Forging HTML Forms with FireBug

November 19, 2008 by DGDev  
Filed under IT Security, Industry

It’s incredible how insecure most sites are. Even little things like HTML Forms. Most developers don’t even think about this while writing an application. They’ll include some small server-side script to cleanse inputted data before it gets sent to a database, but fail to see if anything has been tampered with; and if the information is legitimate. To illustrate my point, we’ll take a look at a first hand example I conducted this past week.

So this past weekend I get a notice from my water utility company saying we owe a balance and water will be shut off at any moment. This isn’t news to me, as living with broke college students is common catalyst for unpaid bills.

My roomates and I get together, go to the online services to pay the bill, only to find that the utility company requires us to pay in full … and not only that, restricts the payment form so that you must pay the entire bill in one single transaction! (Retarded I know.)

Well none of us have that much money to spot everyone, so I get to thinking. :) The form basically looks like this. (I’ve edited it for security purposes obviously.)

As you can see they’ve listed the balance, and disabled the Payment Amount field so I cannot adjust how much to charge to my card. Well here comes FireBug.

One feature of FireBug is that it allows us to inspect html elements and make edits to them in real-time. No page refresh is needed as it inserts it directly into the browser window.

I decided to examine the form elements and take out the <input> attribute: “disable” which has prevented me from entering my custom payment amount. Voila! The field become now editable. I then take a look further as I suspected there might be a hidden input element which tells the server-side processing how much it really should be…

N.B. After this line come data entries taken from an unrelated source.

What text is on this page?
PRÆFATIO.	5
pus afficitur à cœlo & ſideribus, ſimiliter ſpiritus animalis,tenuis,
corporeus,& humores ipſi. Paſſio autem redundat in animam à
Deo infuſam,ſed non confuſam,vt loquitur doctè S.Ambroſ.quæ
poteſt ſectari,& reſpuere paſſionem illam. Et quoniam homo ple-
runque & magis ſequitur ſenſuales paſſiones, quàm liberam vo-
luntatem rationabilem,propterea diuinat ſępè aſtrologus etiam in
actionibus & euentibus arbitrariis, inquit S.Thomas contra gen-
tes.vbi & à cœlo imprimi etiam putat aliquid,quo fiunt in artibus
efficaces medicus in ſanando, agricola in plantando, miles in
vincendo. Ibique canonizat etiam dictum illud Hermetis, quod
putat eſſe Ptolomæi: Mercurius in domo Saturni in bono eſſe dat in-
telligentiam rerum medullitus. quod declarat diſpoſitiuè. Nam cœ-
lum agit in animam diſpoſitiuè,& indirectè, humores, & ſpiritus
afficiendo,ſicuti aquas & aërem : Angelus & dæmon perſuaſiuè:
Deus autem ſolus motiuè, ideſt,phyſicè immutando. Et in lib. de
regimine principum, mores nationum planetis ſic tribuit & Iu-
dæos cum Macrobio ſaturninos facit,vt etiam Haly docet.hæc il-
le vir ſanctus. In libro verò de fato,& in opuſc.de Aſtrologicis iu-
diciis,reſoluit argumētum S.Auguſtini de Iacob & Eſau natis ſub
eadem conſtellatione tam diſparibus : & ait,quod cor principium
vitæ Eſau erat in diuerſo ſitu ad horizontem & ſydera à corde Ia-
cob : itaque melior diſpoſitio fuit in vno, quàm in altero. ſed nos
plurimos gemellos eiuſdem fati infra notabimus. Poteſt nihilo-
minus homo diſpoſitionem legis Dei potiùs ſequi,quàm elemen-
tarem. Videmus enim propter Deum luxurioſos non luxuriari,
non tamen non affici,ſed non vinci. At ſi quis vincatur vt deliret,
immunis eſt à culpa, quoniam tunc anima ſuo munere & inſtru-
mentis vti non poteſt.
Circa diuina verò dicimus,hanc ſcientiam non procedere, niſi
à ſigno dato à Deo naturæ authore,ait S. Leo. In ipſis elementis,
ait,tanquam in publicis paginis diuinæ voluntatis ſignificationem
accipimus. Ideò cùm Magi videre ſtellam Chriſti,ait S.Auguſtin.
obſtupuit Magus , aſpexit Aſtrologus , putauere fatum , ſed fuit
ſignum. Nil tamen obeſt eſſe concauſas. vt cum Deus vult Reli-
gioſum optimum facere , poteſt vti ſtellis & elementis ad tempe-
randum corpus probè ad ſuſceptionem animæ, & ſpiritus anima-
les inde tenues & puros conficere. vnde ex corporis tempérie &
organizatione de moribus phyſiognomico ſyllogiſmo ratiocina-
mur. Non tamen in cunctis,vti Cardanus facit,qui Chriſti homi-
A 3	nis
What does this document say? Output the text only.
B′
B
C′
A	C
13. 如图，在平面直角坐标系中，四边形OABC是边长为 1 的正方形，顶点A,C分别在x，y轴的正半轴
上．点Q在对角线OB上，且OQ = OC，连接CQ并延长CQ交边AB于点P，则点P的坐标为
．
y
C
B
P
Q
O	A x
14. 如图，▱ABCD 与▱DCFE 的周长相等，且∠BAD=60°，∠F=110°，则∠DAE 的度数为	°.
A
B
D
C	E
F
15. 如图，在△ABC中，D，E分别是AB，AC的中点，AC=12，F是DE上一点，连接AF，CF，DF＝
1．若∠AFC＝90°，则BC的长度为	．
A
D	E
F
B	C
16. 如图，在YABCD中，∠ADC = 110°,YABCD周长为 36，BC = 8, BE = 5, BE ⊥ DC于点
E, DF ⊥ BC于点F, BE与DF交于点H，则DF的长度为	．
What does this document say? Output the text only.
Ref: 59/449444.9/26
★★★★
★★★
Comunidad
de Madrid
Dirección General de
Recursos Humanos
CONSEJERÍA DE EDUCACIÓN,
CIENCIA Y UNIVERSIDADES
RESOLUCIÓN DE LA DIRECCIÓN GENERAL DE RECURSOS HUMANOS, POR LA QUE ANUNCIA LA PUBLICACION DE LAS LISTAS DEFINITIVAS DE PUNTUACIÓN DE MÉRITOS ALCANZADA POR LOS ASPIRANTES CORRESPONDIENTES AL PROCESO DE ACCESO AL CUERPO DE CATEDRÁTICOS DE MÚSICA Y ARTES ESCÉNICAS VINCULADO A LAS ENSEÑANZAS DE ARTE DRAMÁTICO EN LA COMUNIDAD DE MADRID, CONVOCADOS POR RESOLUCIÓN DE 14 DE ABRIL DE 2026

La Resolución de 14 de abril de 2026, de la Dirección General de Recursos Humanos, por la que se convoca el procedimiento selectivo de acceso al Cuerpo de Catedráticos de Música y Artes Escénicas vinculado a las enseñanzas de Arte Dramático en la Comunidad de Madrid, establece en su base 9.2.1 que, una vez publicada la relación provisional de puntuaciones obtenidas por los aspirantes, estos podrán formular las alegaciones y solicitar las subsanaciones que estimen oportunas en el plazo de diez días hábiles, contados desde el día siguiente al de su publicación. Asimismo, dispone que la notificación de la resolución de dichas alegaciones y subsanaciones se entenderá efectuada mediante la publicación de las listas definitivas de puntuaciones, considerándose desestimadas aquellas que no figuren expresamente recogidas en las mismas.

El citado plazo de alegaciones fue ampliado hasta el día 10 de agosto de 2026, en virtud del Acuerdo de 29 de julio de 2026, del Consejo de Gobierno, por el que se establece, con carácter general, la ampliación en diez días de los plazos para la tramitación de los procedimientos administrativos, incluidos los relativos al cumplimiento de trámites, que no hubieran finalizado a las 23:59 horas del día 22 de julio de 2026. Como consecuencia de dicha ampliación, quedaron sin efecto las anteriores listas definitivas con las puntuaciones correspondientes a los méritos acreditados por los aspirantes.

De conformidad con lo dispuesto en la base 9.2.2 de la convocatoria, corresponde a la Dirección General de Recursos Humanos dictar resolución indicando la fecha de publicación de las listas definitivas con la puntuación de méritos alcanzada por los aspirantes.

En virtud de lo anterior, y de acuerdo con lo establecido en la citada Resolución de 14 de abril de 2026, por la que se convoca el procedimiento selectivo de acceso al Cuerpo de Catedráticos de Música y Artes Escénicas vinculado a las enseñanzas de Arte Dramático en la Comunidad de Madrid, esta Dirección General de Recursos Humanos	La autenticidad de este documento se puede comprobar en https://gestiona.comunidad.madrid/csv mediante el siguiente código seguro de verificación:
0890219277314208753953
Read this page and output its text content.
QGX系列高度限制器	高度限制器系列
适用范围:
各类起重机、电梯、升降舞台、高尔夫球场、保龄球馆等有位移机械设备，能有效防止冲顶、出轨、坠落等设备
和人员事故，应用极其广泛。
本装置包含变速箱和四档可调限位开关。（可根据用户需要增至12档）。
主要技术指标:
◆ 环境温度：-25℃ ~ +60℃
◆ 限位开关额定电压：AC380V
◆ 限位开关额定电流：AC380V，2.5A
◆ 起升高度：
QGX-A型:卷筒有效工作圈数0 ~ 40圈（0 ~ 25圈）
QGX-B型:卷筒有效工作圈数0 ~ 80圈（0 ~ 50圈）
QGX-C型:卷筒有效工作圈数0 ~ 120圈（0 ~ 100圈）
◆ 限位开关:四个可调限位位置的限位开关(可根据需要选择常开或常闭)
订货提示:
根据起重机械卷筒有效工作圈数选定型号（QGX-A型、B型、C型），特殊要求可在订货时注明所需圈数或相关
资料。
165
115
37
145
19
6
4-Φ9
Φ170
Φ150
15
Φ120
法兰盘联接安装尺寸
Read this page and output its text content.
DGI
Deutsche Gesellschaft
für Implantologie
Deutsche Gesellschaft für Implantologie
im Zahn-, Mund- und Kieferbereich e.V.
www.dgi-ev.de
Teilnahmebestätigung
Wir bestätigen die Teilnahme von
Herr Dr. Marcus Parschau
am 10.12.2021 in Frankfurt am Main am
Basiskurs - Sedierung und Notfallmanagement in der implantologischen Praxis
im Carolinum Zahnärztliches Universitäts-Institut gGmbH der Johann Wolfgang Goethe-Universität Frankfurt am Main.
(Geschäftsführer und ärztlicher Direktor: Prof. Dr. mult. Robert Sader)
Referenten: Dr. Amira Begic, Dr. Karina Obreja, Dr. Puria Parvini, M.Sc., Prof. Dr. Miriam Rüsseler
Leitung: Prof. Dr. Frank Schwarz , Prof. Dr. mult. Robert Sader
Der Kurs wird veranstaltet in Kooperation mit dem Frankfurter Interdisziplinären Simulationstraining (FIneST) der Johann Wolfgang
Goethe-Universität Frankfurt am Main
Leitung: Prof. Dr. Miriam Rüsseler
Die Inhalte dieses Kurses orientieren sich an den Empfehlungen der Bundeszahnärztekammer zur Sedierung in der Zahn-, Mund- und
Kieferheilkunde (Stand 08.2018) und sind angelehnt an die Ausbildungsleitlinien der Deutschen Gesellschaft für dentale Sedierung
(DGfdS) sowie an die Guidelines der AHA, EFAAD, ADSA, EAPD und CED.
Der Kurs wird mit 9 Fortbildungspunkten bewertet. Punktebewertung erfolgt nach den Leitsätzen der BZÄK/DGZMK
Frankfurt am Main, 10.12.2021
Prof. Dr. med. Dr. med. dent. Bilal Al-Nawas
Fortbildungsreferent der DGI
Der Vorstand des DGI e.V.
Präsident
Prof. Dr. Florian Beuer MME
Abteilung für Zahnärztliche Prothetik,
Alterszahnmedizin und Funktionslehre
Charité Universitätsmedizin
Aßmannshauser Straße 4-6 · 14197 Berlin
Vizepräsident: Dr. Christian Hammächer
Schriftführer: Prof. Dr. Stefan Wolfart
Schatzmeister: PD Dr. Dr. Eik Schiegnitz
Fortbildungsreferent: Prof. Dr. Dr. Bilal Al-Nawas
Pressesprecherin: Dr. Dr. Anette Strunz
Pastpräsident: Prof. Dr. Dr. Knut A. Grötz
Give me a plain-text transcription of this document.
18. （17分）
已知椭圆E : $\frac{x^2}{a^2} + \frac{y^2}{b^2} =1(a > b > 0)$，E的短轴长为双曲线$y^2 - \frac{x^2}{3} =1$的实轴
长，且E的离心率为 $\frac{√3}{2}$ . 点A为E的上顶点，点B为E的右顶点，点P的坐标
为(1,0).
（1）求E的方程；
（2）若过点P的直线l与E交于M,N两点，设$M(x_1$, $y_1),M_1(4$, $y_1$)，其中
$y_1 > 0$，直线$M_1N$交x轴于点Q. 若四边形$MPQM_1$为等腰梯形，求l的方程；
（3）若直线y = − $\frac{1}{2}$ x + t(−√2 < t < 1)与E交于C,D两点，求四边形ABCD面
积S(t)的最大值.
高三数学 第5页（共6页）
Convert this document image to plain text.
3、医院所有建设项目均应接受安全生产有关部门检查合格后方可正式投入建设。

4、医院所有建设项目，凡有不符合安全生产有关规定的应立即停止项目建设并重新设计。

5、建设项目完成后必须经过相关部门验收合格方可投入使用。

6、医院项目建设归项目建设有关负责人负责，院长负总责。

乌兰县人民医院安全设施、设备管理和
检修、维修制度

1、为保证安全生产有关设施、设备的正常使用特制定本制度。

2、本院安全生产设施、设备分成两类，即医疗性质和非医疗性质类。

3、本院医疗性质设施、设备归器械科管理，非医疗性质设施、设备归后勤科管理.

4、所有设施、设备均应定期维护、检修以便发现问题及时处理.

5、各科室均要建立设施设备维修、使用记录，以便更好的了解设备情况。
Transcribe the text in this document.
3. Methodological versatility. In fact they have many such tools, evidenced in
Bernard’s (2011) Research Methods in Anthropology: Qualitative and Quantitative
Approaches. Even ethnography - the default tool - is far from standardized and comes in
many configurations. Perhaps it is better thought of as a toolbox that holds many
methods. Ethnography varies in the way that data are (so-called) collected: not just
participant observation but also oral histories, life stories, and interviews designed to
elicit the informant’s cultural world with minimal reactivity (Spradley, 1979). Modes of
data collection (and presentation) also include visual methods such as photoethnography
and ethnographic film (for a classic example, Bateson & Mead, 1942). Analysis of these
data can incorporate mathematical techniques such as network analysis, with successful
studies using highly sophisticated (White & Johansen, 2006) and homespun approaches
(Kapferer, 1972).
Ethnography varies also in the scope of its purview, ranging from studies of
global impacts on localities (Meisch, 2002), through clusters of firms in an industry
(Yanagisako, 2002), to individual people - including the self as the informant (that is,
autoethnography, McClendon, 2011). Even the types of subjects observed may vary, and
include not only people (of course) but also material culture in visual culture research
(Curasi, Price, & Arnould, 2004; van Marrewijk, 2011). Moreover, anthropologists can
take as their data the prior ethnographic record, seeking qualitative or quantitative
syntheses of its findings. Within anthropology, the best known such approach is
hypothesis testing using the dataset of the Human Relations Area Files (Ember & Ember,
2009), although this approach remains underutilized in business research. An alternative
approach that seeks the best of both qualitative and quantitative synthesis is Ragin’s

And what do you know, I was right! So I edit that element’s value to reflect my newly inserted payment value. Submit the form and without a hitch, it takes my payment. I do this for the rest of my roommates using their own card and we pay the bill in separate payments successfully.

Now what did we learn from this?

Possibly that any kind of data inserted by a user MUST be processed extremely carefully. Obviously, if the utility company’s script made another check to see if my bill was unpaid and had to be paid in full, it would have thwarted this hack. It’s imperative that you NEVER place any security reliance on an interface that a user has access to. Hope we learned something!